On the other hand, No. Examples 6 to 17 are comparative examples in which one or more of the conditions according to the present invention are not satisfied, and one of the characteristics is insufficient.

[0025]No. No. 17 is SUS304, which has high mechanical properties and high magnetic permeability after bending, and is unstable in non-magnetism.

[0026]

[Effects of the Invention] Since the present invention is constructed as described above, it is a non-magnetic reinforcing bar that has low magnetic permeability and stable non-magnetism even after processing, and has good mechanical properties and rust resistance.
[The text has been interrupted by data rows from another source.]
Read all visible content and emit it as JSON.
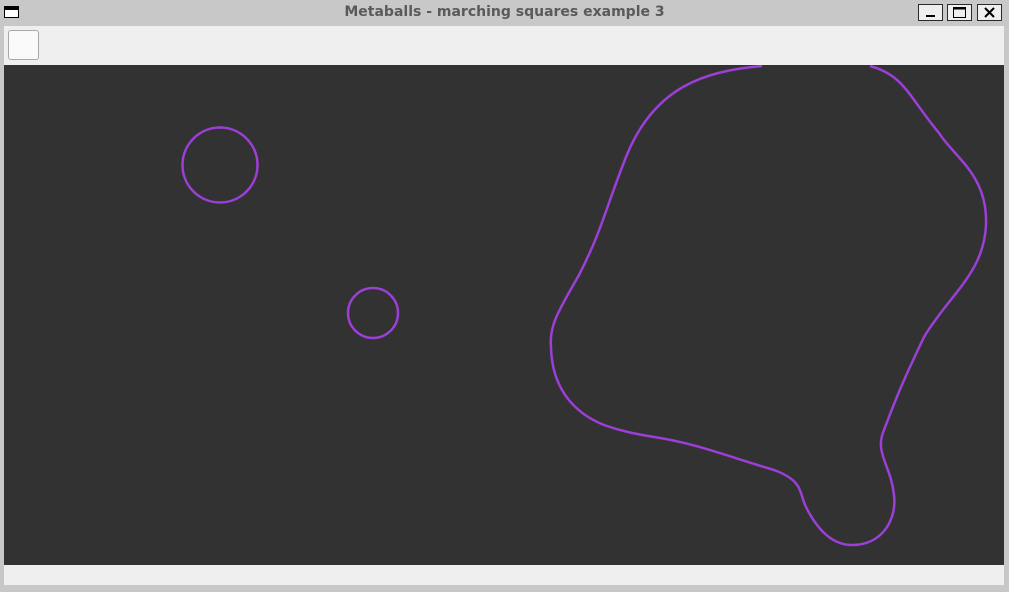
{
  "window": {
    "title": "Metaballs - marching squares example 3"
  },
  "toolbar": {
    "button_label": ""
  },
  "canvas": {
    "background_color": "#323232",
    "contour_color": "#9b3fd6"
  },
  "statusbar": {
    "text": ""
  }
}
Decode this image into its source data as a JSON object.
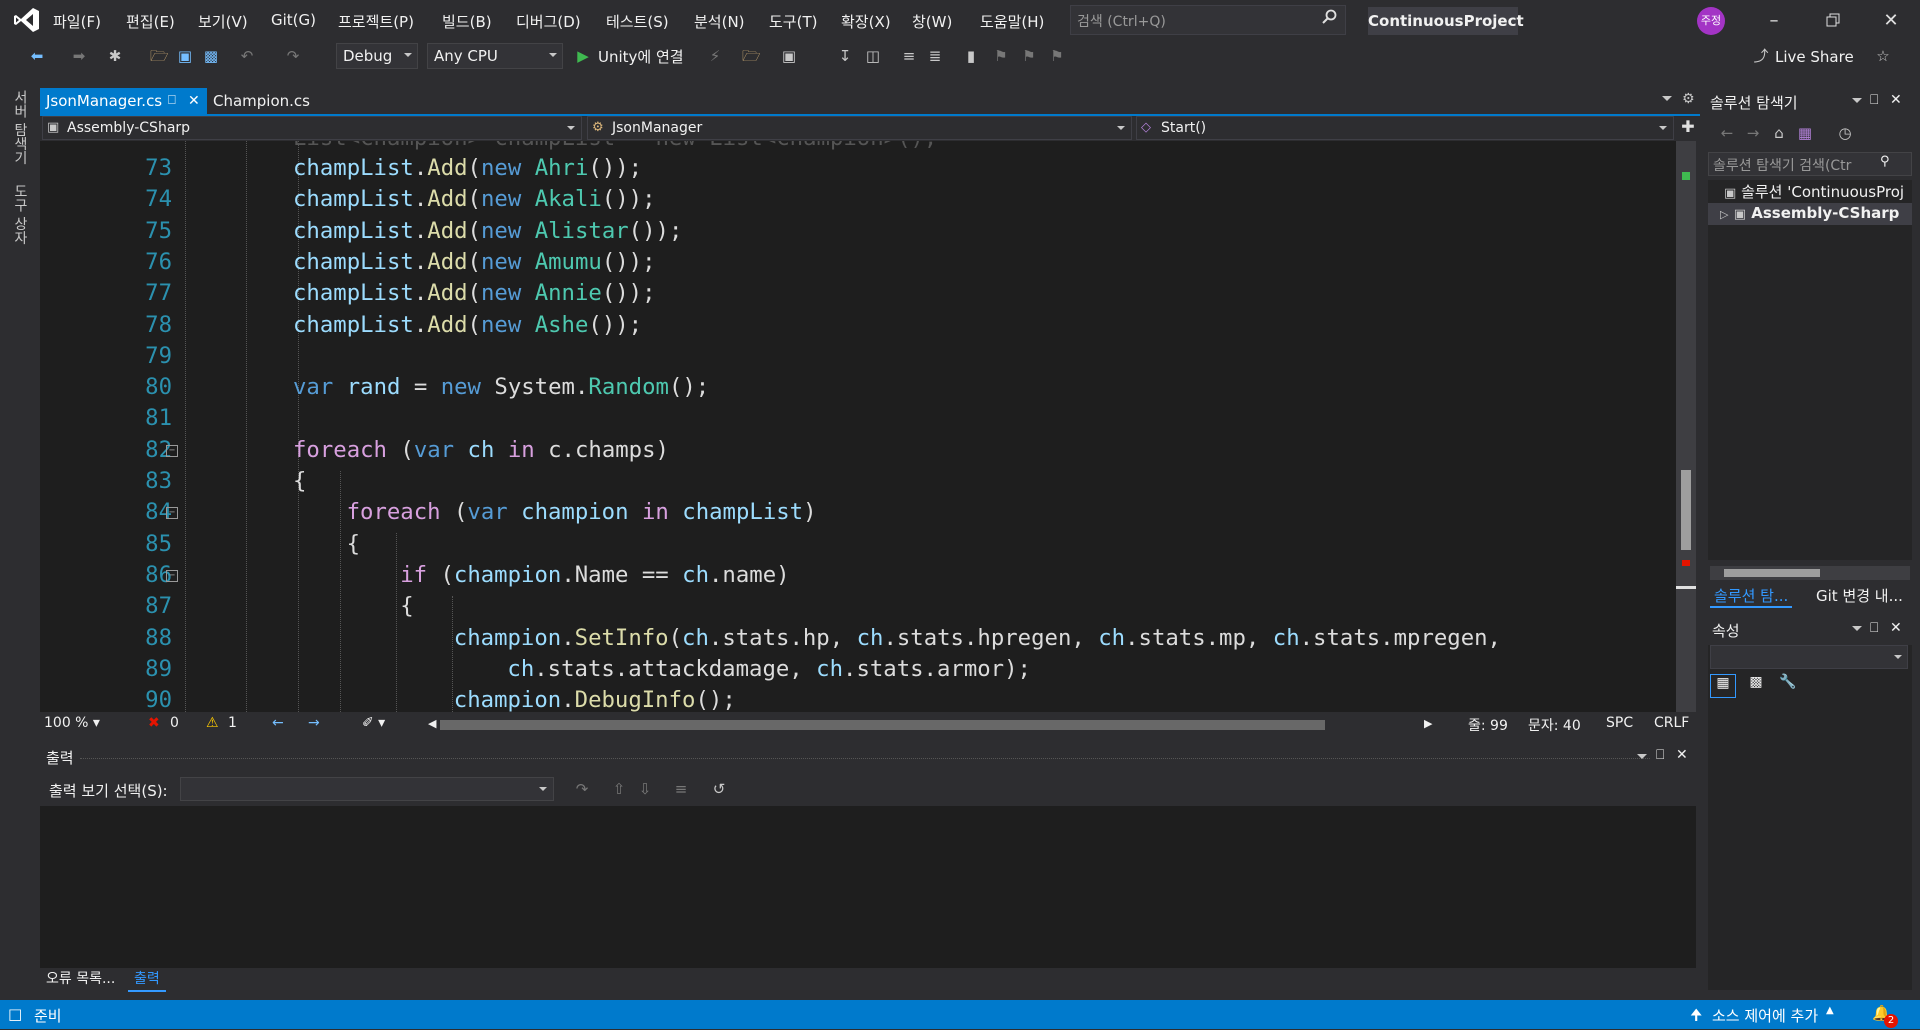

It has now become possible to provide a non-magnetic reinforcing bar that has excellent hot workability, is easy to cut and bend during construction, and has excellent weldability.

[Brief explanation of drawings]

FIG. 1 is a graph showing the relationship between the C+1.5 N content and mechanical properties of high Mn steel.

FIG. 2 is a graph showing the relationship between C content of high Mn steel and bending workability after pressure welding.

3 is a graph showing the pressure welding conditions performed in the test of FIG. 2. FIG.

Claims (1)

[Claims] [Claim 1] C: 0.25% (meaning of weight %, the same applies hereinafter) or more 0
．． Contains less than 4% Si: 0.1% to 1.0% Mn: 20% to 24% Cr: 7% to less than 10% N: 0.08% to 0.18%, the remainder being Fe and unavoidable impurities A non-magnetic reinforcing bar comprising: and adjusted to satisfy C+1.5 N>0.4%.